A mischievous raccoon with digitally-enhanced facial features is the chief architect of the cartoonish chaos, calling to arms his woodland chums to teach the interlopers a painful lesson about protecting the flora and fauna. Screenwriters Michael Carnes and Josh Gilbert tip the balance of power firmly in favour of the critters for the first half of the film then allow the humans to gain the upper hand, albeit sneakily. However, you can’t keep an army of birds and rodents down, setting up a final showdown that hammers home eco-conscious messages about recycling and caring for the environment with all of the subtlety of a big whiff of a skunk’s bottom.

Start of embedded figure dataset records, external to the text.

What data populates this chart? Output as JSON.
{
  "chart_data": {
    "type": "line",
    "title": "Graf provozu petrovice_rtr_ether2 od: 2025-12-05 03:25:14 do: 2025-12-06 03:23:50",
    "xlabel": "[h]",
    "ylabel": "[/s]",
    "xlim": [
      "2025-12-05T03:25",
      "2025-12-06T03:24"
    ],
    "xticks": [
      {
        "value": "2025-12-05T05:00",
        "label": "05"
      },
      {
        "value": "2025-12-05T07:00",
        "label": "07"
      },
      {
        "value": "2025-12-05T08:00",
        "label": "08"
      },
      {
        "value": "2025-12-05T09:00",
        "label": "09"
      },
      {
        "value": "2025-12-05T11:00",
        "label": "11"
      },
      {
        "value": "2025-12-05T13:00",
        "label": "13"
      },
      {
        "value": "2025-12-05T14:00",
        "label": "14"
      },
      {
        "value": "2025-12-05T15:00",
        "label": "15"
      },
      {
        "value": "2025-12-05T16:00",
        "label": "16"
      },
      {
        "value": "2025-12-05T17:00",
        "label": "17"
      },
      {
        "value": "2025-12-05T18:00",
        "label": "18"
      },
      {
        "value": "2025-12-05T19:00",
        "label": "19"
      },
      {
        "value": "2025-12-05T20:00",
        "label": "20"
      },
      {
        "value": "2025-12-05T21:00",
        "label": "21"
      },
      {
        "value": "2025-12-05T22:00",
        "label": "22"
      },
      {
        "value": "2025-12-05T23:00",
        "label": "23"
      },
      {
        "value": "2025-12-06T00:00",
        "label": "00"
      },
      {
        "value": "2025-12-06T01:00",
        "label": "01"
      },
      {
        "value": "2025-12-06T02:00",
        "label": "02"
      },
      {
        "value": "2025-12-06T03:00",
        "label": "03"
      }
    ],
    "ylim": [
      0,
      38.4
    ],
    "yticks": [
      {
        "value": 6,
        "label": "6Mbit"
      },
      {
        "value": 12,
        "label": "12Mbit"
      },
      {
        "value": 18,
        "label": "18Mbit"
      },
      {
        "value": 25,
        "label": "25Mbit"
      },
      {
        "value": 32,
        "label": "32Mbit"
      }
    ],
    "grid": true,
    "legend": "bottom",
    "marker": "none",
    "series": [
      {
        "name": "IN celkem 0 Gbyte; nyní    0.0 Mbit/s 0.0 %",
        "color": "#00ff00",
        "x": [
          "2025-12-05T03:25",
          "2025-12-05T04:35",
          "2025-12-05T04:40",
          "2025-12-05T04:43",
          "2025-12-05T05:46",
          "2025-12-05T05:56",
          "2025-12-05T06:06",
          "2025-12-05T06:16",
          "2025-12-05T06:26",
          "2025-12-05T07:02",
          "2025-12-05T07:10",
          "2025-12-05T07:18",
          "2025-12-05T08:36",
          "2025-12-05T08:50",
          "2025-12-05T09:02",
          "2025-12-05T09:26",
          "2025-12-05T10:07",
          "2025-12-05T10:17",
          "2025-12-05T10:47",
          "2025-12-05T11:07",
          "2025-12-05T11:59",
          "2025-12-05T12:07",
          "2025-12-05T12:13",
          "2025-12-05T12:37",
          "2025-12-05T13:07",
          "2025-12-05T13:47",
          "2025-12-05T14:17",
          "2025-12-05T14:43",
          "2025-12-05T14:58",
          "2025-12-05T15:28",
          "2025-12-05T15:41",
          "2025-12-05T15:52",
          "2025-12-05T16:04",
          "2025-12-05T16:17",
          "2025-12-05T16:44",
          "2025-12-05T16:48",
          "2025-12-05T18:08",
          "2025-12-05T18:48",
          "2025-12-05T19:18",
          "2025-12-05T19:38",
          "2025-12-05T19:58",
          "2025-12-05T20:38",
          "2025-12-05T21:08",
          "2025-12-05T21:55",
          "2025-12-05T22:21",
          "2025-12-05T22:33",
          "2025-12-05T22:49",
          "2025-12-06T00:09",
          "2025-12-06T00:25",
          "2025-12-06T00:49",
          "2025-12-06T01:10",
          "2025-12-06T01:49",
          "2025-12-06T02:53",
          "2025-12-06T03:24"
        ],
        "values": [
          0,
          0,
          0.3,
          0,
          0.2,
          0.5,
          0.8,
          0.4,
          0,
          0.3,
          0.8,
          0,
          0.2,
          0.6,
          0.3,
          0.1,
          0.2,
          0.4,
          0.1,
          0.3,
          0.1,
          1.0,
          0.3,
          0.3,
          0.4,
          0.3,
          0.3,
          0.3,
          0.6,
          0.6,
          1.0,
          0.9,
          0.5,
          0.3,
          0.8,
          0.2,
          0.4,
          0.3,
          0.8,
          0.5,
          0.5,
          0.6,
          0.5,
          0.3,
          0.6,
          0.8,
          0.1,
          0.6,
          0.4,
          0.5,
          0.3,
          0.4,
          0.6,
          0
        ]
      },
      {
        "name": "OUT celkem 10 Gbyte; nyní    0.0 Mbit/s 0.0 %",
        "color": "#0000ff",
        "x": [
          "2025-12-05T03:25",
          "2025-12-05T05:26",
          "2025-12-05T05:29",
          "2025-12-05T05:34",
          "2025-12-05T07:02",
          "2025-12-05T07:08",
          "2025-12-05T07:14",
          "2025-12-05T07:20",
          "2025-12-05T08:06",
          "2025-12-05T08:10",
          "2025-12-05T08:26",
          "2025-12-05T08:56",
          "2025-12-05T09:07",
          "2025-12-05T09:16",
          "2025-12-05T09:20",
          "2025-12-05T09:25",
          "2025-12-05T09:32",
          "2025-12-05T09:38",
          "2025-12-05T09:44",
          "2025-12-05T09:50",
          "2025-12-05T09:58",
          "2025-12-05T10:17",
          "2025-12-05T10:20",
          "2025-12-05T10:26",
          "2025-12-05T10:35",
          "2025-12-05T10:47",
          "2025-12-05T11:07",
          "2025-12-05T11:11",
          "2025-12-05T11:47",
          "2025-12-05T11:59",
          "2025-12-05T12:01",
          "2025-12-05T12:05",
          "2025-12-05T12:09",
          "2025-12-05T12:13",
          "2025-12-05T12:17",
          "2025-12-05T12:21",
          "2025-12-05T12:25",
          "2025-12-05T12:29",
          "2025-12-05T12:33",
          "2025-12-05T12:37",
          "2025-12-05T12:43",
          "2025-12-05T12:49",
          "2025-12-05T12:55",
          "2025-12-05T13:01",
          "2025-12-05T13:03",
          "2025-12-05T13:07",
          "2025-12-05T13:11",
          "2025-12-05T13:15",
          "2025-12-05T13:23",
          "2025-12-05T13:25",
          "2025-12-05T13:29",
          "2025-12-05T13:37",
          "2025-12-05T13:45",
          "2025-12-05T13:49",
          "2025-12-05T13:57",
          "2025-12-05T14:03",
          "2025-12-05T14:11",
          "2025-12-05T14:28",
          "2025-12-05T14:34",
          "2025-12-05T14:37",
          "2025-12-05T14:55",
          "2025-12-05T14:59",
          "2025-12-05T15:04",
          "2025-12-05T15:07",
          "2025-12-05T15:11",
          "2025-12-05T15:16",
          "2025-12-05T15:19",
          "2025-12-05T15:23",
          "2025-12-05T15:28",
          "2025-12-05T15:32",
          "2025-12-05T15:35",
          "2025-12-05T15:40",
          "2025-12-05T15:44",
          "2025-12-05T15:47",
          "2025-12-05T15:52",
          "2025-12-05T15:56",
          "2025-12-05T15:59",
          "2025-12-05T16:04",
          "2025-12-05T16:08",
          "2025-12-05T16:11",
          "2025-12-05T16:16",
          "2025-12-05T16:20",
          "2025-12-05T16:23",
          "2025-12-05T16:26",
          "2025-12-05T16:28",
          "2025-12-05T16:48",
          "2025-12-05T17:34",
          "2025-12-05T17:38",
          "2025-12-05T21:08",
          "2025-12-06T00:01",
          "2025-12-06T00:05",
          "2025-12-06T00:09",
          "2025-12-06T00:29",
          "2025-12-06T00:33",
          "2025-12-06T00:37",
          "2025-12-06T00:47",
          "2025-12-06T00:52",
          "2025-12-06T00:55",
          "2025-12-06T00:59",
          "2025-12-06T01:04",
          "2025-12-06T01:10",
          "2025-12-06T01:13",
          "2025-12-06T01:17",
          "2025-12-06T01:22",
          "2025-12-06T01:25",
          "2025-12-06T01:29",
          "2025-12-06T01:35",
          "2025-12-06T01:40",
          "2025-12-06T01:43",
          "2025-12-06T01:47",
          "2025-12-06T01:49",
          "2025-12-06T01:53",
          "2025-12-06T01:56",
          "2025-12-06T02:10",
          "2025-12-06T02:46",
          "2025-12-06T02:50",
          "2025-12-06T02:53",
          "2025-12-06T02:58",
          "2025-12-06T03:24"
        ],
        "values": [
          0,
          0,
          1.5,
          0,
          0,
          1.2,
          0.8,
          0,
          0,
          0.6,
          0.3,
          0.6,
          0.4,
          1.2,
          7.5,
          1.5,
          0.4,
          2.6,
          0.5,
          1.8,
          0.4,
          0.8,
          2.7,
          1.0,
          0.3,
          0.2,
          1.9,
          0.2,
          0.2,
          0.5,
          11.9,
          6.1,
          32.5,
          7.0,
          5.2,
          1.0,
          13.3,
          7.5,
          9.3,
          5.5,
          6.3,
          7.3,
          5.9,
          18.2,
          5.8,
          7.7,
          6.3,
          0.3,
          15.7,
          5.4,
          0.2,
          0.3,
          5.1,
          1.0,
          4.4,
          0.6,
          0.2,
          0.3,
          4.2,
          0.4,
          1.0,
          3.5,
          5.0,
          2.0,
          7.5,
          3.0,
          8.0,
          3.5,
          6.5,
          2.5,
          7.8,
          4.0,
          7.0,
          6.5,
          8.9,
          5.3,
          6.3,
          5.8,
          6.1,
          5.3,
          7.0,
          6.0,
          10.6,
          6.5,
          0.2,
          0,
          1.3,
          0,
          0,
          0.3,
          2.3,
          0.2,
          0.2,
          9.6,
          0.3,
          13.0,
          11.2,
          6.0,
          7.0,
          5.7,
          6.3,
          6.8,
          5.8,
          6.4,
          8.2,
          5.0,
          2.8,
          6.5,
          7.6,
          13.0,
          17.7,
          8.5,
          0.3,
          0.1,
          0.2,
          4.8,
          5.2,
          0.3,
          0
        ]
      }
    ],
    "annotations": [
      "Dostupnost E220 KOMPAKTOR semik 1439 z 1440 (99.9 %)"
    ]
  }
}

Brendan Fraser in trouble.. in more ways than one
Dan Sanders (Brendan Fraser) works for Lyman Enterprises, a real estate company which is developing a small community in the forests of Oregon. The family man has transplanted his teacher wife Tammy (Brooke Shields) and teenage son Tyler (Matt Prokop) to the back of beyond while he completes the year-long project for his demanding boss, Neal Lyman (Ken Jeong). Tammy and Tyler are both dismayed by Dan’s wilful disregard for the local wildlife. “We’re Lyman Enterprises, we’re a green company!” protests the father. “As in the colour of money,” retorts his son. When Neal orders Dan to destroy vast swathes of the forest to realise his vision, the workaholic father reluctantly agrees, marshaling a large workforce to clear the area. However, a tenacious raccoon and his forest friends, including a rowdy bear, fight back to protect their stomping ground, lighting the touch paper on a titanic battle between man and beast. Meanwhile, Tyler falls for local girl Amber (Skyler Samuels) and together they vociferously protest against Lyman Enterprises, hoping to stop the destruction.
Doin it for the kids
we presume that Furry Vengeance is pitched at very, very young audiences, who will delight at the suffering meted out to Fraser’s hapless fall guy. The strapping actor throws himself into each pratfall, wrestling with the raccoon or squeezing into a tight-fitting woman’s tracksuit when his clothes go missing. For older viewers – indeed anyone whose age has reached double digits – Roger Kumble’s caper induces sleep as quickly as the Herbal Sleepy-Bye Tea, which Dan glugs after a crow keeps him awake with its incessant pecking. Yawn. Shields’s face doesn’t actually appear capable of registering a single emotion so she is the only person who doesn’t seem mildly nauseated by the climactic scenes of family bonding, sticky sweet with mawkish sentiment. You come out wishing the creatures had torn them all apart.